Son attention se dérobe sur le café qu’elle boit dignement, mettant en application les restants de bienséance qui croupissent au creux de son être. Son regard lorgne indéniablement sur les sandwichs du McGrath, mais elle résiste. La bouffe a moins d’emprise sur son corps que la drogue.
La conversation se poursuit, elle invite à la célébration, il rétorque sombrement qu’il se réjouit qu’elle ne soit pas qu’un vulgaire cadavre sur le pas de la porte de son affaire. Un soupire file entre les lèvres, quel rabat-joie. Un doigt inquisiteur s’érige vers le jeune homme, menaçant. « Tu sauras… » Elle marque une pause, s’enivre d’un faux suspens, replace ses genoux sous ses fesses pour prendre de la hauteur. « Que j’ai très bon goût. » Et elle hausse le menton, insolente, hautaine. « Un vrai festin pour les mouettes et les asticots. J’suis épicée et croustillante, mais y’a un peu de tendreté sur certaines zones. » Elle soulève son haut et tire sur un bourrelet inexistant. « Ici, c’est un de mes meilleurs morceaux. » Elle enrichit son argumentaire d’un hochement de tête puis enchaîne sur un sujet piètrement philosophique, hameçon auquel le trentenaire se mord pas - on ne peut pas gagner à tous les coups. En revanche, en ce qui concerne sa façon de se tenir et sa connaissance d’elle, il est plus que loquace. « Heureux de te rafraîchir la mémoire un peu. Ça date. » Trop ? Elle s’interroge avant de succomber à la tentation et poser ses griffes sur le sandwich qui lui fait le plus de l’oeil. Malgré tout, elle demande l’autorisation avant d’en faire son repas du jour. Elle reste avec le sandwich dans sa main en observant son interlocuteur la snober pour se poser à quelques mètres d’elles. Il fait quoi ? Le guet à cinq heures du mat ? Matt passion garde de nuit ? « T’es chez toi ici, tu fais ce que tu veux. » Vraiment ? Elle le scrute, incertaine. Les répliques sont nombreuses, elles fusent spontanément entre son cœur et ses méninges, toutefois, elle se retient de les articuler. Elle ne voudrait pas prendre ses aises - ou plus justement, il serait plus sage qu’elle ne le fasse pas. Alors, plutôt, elle ôte le film plastique et décortique le sandwich, mangeant en premier lieu les morceaux de fromage qui dépassent du pain. « C’était qui? » « Qui donc? » Elle feint, désinvolte, ne quittant son attention de sur son souper.

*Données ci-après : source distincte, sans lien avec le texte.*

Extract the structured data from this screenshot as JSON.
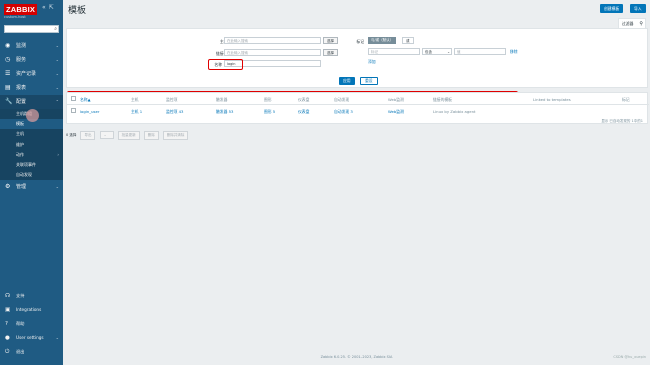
{
  "sidebar": {
    "logo": "ZABBIX",
    "server_name": "custom-host",
    "menu": [
      {
        "label": "监测",
        "icon": "eye-icon"
      },
      {
        "label": "服务",
        "icon": "clock-icon"
      },
      {
        "label": "资产记录",
        "icon": "list-icon"
      },
      {
        "label": "报表",
        "icon": "chart-icon"
      },
      {
        "label": "配置",
        "icon": "wrench-icon"
      }
    ],
    "submenu": [
      "主机群组",
      "模板",
      "主机",
      "维护",
      "动作",
      "关联项事件",
      "自动发现"
    ],
    "admin": "管理",
    "bottom": [
      "支持",
      "Integrations",
      "帮助",
      "User settings",
      "退出"
    ]
  },
  "header": {
    "title": "模板",
    "create_button": "创建模板",
    "import_button": "导入"
  },
  "filter": {
    "tab_label": "过滤器",
    "host_group_label": "主机群组",
    "host_group_placeholder": "在此输入搜索",
    "select_label": "选择",
    "linked_template_label": "链接的模板",
    "linked_template_placeholder": "在此输入搜索",
    "name_label": "名称",
    "name_value": "login",
    "tags_label": "标记",
    "tags_andor": "与/或（默认）",
    "tags_or": "或",
    "tag_placeholder": "标记",
    "tag_operator": "包含",
    "tag_value_placeholder": "值",
    "remove_label": "移除",
    "add_label": "添加",
    "apply_label": "应用",
    "reset_label": "重设"
  },
  "table": {
    "headers": [
      "名称▲",
      "主机",
      "监控项",
      "触发器",
      "图形",
      "仪表盘",
      "自动发现",
      "Web监测",
      "链接的模板",
      "Linked to templates",
      "标记"
    ],
    "rows": [
      {
        "name": "login_user",
        "hosts": "主机 1",
        "items": "监控项 43",
        "triggers": "触发器 53",
        "graphs": "图形 5",
        "dashboards": "仪表盘",
        "discovery": "自动发现 3",
        "web": "Web监测",
        "linked": "Linux by Zabbix agent",
        "linked_to": "",
        "tags": ""
      }
    ],
    "count_text": "显示 已自动发现的 1中的1"
  },
  "actions": {
    "selected": "0 选择",
    "export": "导出",
    "import": "",
    "mass_update": "批量更新",
    "delete": "删除",
    "delete_clear": "删除并清除"
  },
  "footer": "Zabbix 6.0.25. © 2001–2023, Zabbix SIA",
  "watermark": "CSDN @hu_xuepin"
}
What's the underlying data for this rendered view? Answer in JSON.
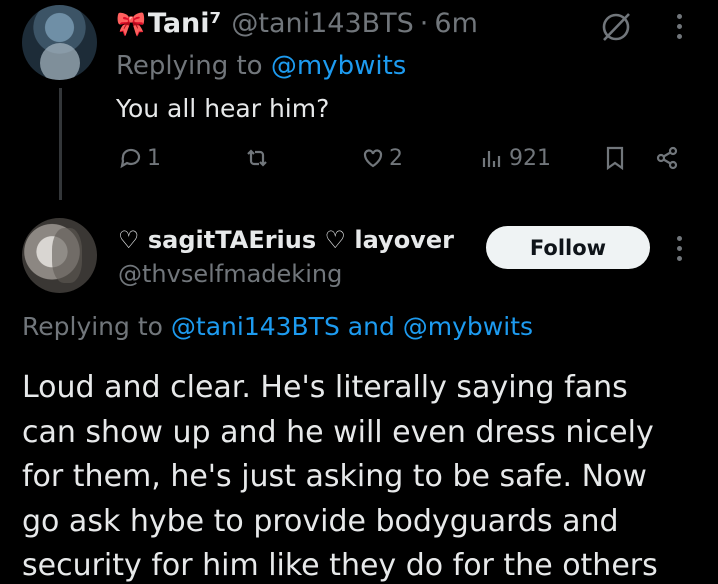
{
  "reply_tweet": {
    "display_name": "Tani⁷",
    "handle": "@tani143BTS",
    "separator": "·",
    "time": "6m",
    "replying_prefix": "Replying to",
    "replying_mention": "@mybwits",
    "text": "You all hear him?",
    "stats": {
      "replies": "1",
      "retweets": "",
      "likes": "2",
      "views": "921"
    }
  },
  "main_tweet": {
    "display_name": "♡ sagitTAErius ♡ layover",
    "handle": "@thvselfmadeking",
    "follow_label": "Follow",
    "replying_prefix": "Replying to",
    "replying_mention_1": "@tani143BTS",
    "replying_and": "and",
    "replying_mention_2": "@mybwits",
    "body_lines": [
      "Loud and clear. He's literally saying fans",
      "can show up and he will even dress nicely",
      "for them, he's just asking to be safe. Now",
      "go ask hybe to provide bodyguards and",
      "security for him like they do for the others"
    ]
  },
  "icons": {
    "bow": "ribbon-bow-icon",
    "grok": "grok-icon",
    "more": "more-vertical-icon",
    "reply": "reply-icon",
    "retweet": "retweet-icon",
    "like": "heart-icon",
    "views": "views-bar-icon",
    "bookmark": "bookmark-icon",
    "share": "share-icon"
  },
  "colors": {
    "background": "#000000",
    "text": "#e7e9ea",
    "muted": "#71767b",
    "link": "#1d9bf0",
    "follow_bg": "#eff3f4"
  }
}
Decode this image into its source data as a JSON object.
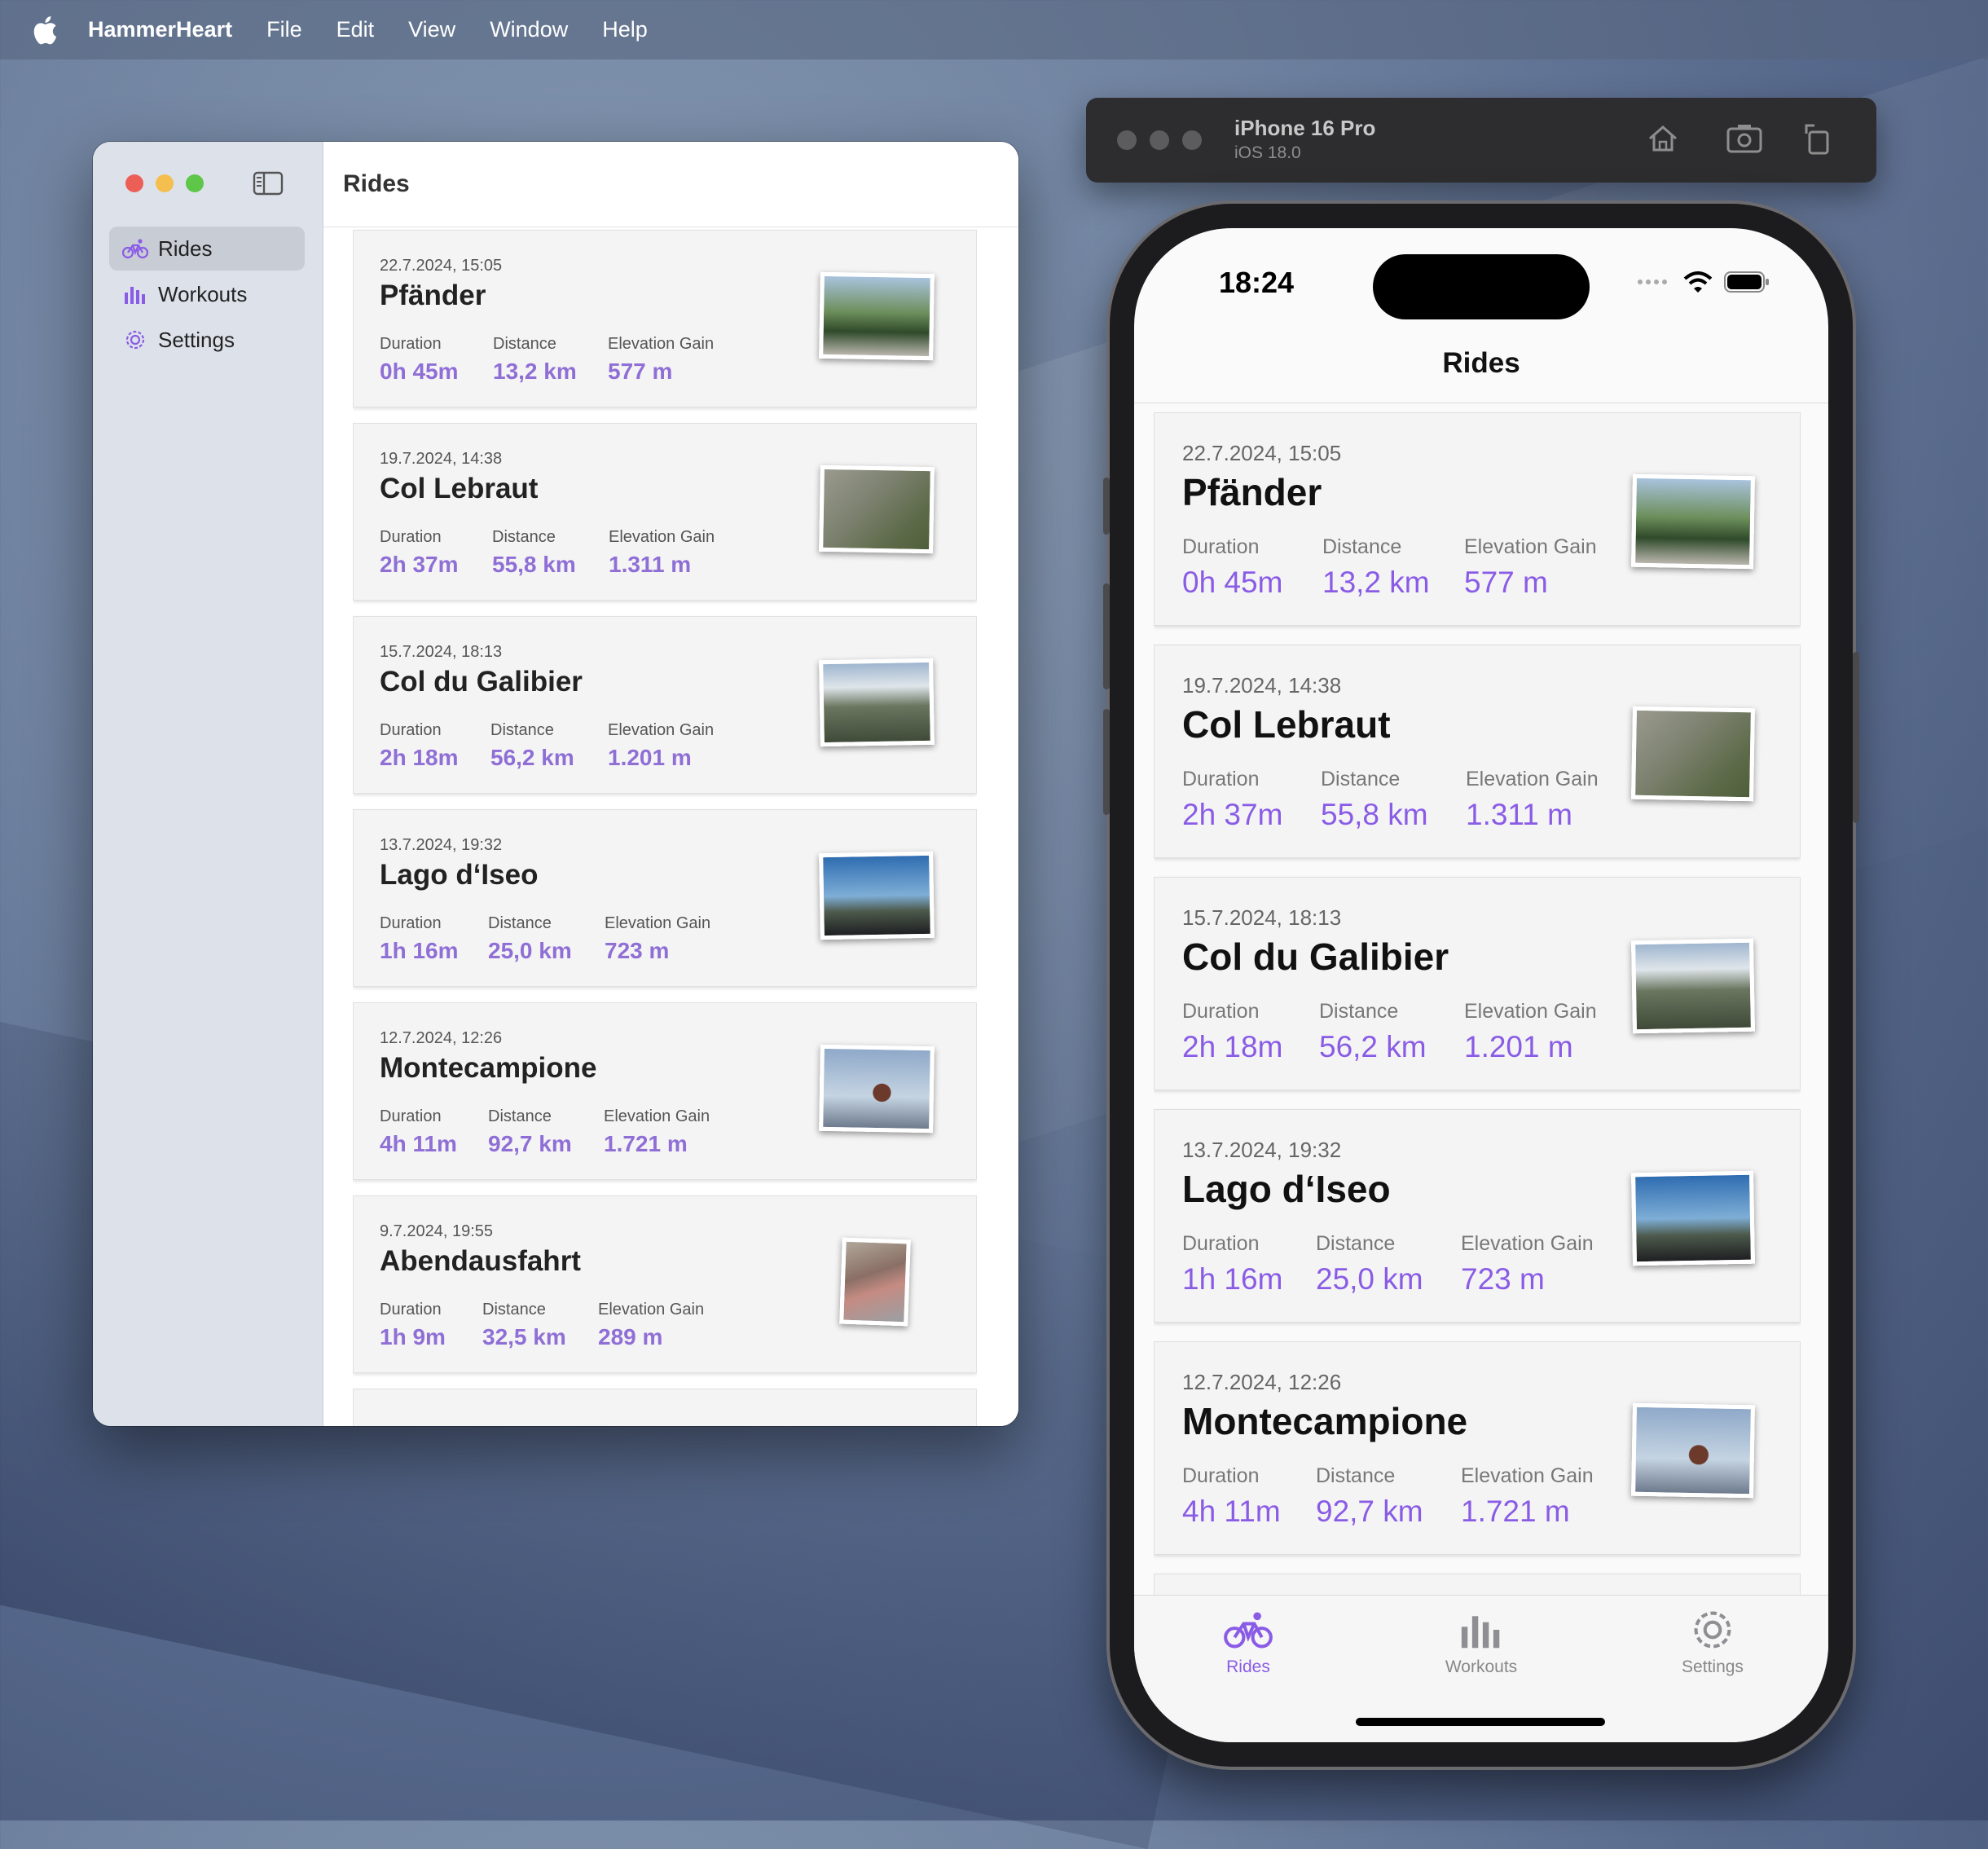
{
  "menubar": {
    "app_name": "HammerHeart",
    "items": [
      "File",
      "Edit",
      "View",
      "Window",
      "Help"
    ]
  },
  "mac_window": {
    "title": "Rides",
    "sidebar": [
      {
        "label": "Rides",
        "icon": "bicycle-icon",
        "selected": true
      },
      {
        "label": "Workouts",
        "icon": "bar-chart-icon",
        "selected": false
      },
      {
        "label": "Settings",
        "icon": "gear-icon",
        "selected": false
      }
    ],
    "labels": {
      "duration": "Duration",
      "distance": "Distance",
      "elevation": "Elevation Gain"
    },
    "rides": [
      {
        "date": "22.7.2024, 15:05",
        "name": "Pfänder",
        "duration": "0h 45m",
        "distance": "13,2 km",
        "elevation": "577 m"
      },
      {
        "date": "19.7.2024, 14:38",
        "name": "Col Lebraut",
        "duration": "2h 37m",
        "distance": "55,8 km",
        "elevation": "1.311 m"
      },
      {
        "date": "15.7.2024, 18:13",
        "name": "Col du Galibier",
        "duration": "2h 18m",
        "distance": "56,2 km",
        "elevation": "1.201 m"
      },
      {
        "date": "13.7.2024, 19:32",
        "name": "Lago d‘Iseo",
        "duration": "1h 16m",
        "distance": "25,0 km",
        "elevation": "723 m"
      },
      {
        "date": "12.7.2024, 12:26",
        "name": "Montecampione",
        "duration": "4h 11m",
        "distance": "92,7 km",
        "elevation": "1.721 m"
      },
      {
        "date": "9.7.2024, 19:55",
        "name": "Abendausfahrt",
        "duration": "1h 9m",
        "distance": "32,5 km",
        "elevation": "289 m"
      }
    ]
  },
  "simulator": {
    "device": "iPhone 16 Pro",
    "os": "iOS 18.0"
  },
  "phone": {
    "time": "18:24",
    "title": "Rides",
    "rides": [
      {
        "date": "22.7.2024, 15:05",
        "name": "Pfänder",
        "duration": "0h 45m",
        "distance": "13,2 km",
        "elevation": "577 m"
      },
      {
        "date": "19.7.2024, 14:38",
        "name": "Col Lebraut",
        "duration": "2h 37m",
        "distance": "55,8 km",
        "elevation": "1.311 m"
      },
      {
        "date": "15.7.2024, 18:13",
        "name": "Col du Galibier",
        "duration": "2h 18m",
        "distance": "56,2 km",
        "elevation": "1.201 m"
      },
      {
        "date": "13.7.2024, 19:32",
        "name": "Lago d‘Iseo",
        "duration": "1h 16m",
        "distance": "25,0 km",
        "elevation": "723 m"
      },
      {
        "date": "12.7.2024, 12:26",
        "name": "Montecampione",
        "duration": "4h 11m",
        "distance": "92,7 km",
        "elevation": "1.721 m"
      }
    ],
    "tabs": [
      {
        "label": "Rides",
        "icon": "bicycle-icon",
        "active": true
      },
      {
        "label": "Workouts",
        "icon": "bar-chart-icon",
        "active": false
      },
      {
        "label": "Settings",
        "icon": "gear-icon",
        "active": false
      }
    ]
  },
  "colors": {
    "accent": "#8a5ce6",
    "close": "#ec5f57",
    "minimize": "#f4bf4f",
    "zoom": "#5ec648"
  }
}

Allie prenait jamais rien au sérieux, surtout quand elle aurait dû. Mais il est pas là pour lui faire la leçon, il en a pas le droit, et encore moins l’autorité. Il se rappelle seulement d’autres moments où entre eux, la gravité d’une situation était partie en vrille parce qu’elle avait laissé couler alors que lui, il ramait à contre-courant. C’est probablement pour cela qu’il prend physiquement ses distances une fois qu’elle énumère tous ses atouts charmes pour les vers et autres asticots marinant dans la benne de métal longeant pieusement le commerce. « Ici, c’est un de mes meilleurs morceaux. » « Le buffet entier que tu personnifies, c’est du pur égoïsme dont je viens de faire preuve en les privant de tout ça, avoue. » et il retient pas le roulement d’yeux qu’il lui dédie, parce qu’elle fait exprès, et qu’elle sait probablement que ça l’embête. Limite, de voir Matt qui réagit comme un vrai gamin en se foulant presque le nerf optique, ça risque de lui plaire à allie, de la faire rire limite, de l’amuser. Au moins ça de gagné.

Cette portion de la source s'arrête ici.